I’ve always tried to communicate the entry strategy behind the trades and set ups I post here. So in the interest of that – and because I have not done this in a while – let’s break down how I consider entries, Step by Step. Here are the broad strokes…and I will follow up this post with more detail and charts in my next update.
The first step of any entry is to ascertain the direction of the market. I call this market stages or phases or cycles. The correct terminology is stages or phases but I care less about terminology and more about meaning. The market can either trend up, trend down or move sideways. Determining which it is doing on the daily and also on the time frame you are setting up for a trade is always the first step.
The next step is to determine if price action is in an actionable price area. What’s the clarity of the market trend? Where is (if any) the momentum? Some price areas on a chart are best left alone until the market sentiment, momentum, and trend are clear. Knowing when to leave the keyboard and mouse alone is more important than ever in an age of lightning fast executions and tick by tick price updates.
If you’ve made it to the third step that means that the market stage has been identified on the time frame you are trading, you are clear about the prevailing trend of the market, and that price is in an actionable area.
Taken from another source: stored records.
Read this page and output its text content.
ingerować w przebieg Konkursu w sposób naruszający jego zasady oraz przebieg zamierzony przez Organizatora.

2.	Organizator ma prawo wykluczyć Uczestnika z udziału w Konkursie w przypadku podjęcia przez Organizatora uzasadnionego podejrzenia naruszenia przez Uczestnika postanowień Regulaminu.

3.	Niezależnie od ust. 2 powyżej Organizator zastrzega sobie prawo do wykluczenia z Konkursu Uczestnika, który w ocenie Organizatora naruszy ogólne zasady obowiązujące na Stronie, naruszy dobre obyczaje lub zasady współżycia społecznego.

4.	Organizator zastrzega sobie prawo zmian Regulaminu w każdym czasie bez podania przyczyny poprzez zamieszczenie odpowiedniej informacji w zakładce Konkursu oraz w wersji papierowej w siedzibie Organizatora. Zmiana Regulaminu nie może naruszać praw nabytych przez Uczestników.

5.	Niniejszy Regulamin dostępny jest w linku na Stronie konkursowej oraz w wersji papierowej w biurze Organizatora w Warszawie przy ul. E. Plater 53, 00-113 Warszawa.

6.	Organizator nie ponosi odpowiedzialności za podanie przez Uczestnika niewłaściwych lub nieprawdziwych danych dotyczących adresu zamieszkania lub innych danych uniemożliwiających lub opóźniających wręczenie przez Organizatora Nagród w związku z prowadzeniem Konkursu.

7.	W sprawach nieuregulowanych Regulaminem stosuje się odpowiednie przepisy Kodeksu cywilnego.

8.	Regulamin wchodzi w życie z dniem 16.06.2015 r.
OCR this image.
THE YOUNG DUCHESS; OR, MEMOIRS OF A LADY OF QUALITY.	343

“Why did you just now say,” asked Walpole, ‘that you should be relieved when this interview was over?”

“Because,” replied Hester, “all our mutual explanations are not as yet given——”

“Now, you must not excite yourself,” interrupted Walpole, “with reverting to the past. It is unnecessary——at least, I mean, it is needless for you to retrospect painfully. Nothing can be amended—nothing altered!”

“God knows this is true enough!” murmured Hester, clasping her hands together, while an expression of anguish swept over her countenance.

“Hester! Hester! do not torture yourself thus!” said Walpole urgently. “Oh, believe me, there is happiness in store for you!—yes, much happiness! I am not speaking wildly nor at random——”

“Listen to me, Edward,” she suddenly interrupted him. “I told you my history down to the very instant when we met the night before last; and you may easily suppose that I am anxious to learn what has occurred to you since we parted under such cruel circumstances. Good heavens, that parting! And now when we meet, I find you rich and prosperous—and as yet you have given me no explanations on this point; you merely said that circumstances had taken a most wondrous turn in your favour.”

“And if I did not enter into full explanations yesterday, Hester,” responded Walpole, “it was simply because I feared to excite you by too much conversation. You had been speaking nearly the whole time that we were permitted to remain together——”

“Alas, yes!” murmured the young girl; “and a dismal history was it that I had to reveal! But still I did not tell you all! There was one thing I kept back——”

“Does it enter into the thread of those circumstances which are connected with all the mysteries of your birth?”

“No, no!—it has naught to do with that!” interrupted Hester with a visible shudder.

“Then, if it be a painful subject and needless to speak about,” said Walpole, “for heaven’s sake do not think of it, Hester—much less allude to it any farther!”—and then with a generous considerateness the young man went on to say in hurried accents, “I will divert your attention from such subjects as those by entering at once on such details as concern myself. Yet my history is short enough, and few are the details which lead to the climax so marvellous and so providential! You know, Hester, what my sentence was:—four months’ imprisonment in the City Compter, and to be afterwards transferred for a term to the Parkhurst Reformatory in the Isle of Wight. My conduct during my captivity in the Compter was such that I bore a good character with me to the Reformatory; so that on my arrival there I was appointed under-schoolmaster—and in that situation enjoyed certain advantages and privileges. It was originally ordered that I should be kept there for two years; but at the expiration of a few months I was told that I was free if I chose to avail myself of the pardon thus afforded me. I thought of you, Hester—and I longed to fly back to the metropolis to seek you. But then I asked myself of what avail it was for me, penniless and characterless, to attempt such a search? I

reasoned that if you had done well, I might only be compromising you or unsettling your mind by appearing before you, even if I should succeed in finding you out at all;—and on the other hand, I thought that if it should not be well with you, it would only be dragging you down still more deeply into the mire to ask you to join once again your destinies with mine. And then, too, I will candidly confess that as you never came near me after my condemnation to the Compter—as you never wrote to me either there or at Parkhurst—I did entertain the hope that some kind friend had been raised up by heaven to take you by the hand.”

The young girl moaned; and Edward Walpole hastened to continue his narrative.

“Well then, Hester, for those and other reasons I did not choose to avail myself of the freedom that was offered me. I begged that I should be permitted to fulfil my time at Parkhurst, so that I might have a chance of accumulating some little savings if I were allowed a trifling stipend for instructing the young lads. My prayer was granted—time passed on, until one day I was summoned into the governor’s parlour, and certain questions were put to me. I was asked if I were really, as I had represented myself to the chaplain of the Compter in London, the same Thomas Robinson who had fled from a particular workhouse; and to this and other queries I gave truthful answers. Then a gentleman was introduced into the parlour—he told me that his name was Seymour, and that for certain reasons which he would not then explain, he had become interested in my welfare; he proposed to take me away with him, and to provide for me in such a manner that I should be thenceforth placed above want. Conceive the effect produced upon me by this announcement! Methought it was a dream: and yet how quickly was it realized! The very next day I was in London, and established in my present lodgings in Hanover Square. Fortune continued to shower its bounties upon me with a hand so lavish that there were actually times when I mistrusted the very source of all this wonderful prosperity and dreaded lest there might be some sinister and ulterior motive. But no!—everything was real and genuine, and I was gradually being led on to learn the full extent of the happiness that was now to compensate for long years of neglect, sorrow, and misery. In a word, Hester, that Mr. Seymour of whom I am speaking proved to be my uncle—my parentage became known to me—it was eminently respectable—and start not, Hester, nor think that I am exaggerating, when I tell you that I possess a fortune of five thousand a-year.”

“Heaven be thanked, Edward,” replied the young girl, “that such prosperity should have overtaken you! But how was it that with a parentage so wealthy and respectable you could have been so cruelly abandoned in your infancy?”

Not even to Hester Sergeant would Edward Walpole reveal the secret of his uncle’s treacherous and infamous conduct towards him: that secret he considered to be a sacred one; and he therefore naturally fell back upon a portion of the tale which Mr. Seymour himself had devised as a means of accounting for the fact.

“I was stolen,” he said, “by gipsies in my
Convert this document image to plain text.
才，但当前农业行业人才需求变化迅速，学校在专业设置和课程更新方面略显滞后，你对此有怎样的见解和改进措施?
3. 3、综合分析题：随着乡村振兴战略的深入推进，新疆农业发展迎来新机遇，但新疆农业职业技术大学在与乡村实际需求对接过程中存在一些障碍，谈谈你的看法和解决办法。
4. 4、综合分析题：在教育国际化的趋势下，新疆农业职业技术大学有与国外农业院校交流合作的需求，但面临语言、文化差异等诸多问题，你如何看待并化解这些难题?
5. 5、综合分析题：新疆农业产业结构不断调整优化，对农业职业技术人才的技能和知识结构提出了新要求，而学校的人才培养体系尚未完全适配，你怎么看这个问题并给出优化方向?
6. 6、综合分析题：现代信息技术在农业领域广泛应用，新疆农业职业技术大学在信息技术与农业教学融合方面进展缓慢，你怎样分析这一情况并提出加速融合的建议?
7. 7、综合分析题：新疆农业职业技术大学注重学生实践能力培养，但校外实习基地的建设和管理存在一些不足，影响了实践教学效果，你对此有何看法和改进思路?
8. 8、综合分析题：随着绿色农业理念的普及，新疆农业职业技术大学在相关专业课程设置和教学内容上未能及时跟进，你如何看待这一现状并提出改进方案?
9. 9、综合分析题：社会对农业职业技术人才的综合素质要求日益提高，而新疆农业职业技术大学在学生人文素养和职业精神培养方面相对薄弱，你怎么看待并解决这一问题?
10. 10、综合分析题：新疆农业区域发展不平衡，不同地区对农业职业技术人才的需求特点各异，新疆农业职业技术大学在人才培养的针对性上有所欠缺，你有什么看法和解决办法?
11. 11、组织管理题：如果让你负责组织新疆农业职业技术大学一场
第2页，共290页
Now it the time to focus on sentiment, momentum, and trend. Depending upon the market stage you could be waiting on a trend correction, trend continuation, trend reversal, momentum or exhaustion. The first three considerations are of course applicable to when the market is moving in an uptrend or downtrend. The last two are considered when the market is moving sideways within a range.
This third step is when you begin to consider the entry level, Point of Validity*, and the potential for follow-through. I think a lot of traders skip the latter part of the this discussion: follow-through. A great entry with too many obstacles in it’s way is really not such a great entry. In order to realize a profit, prices must be able to move in the direction of the current momentum and/or trend. Are there levels in the way? If so this could effect your risk to reward ration and make the trade more expensive/risky that the it’s worth. Even if you’ve made it this far, if the risk of entering the trade is not at least equal to the potential reward, the trade can’t be taken.
*Point of Validity is the term I use to determine where the entry is no longer valid. It’s not just a stop-loss but a consideration of where I’m wrong…NOT based on dollars or a percentage but based upon why I thought the trade was valid in the first place.
In the coming posts I will examine how to accomplish each of these steps with a number of charting tools both discretionary and automated.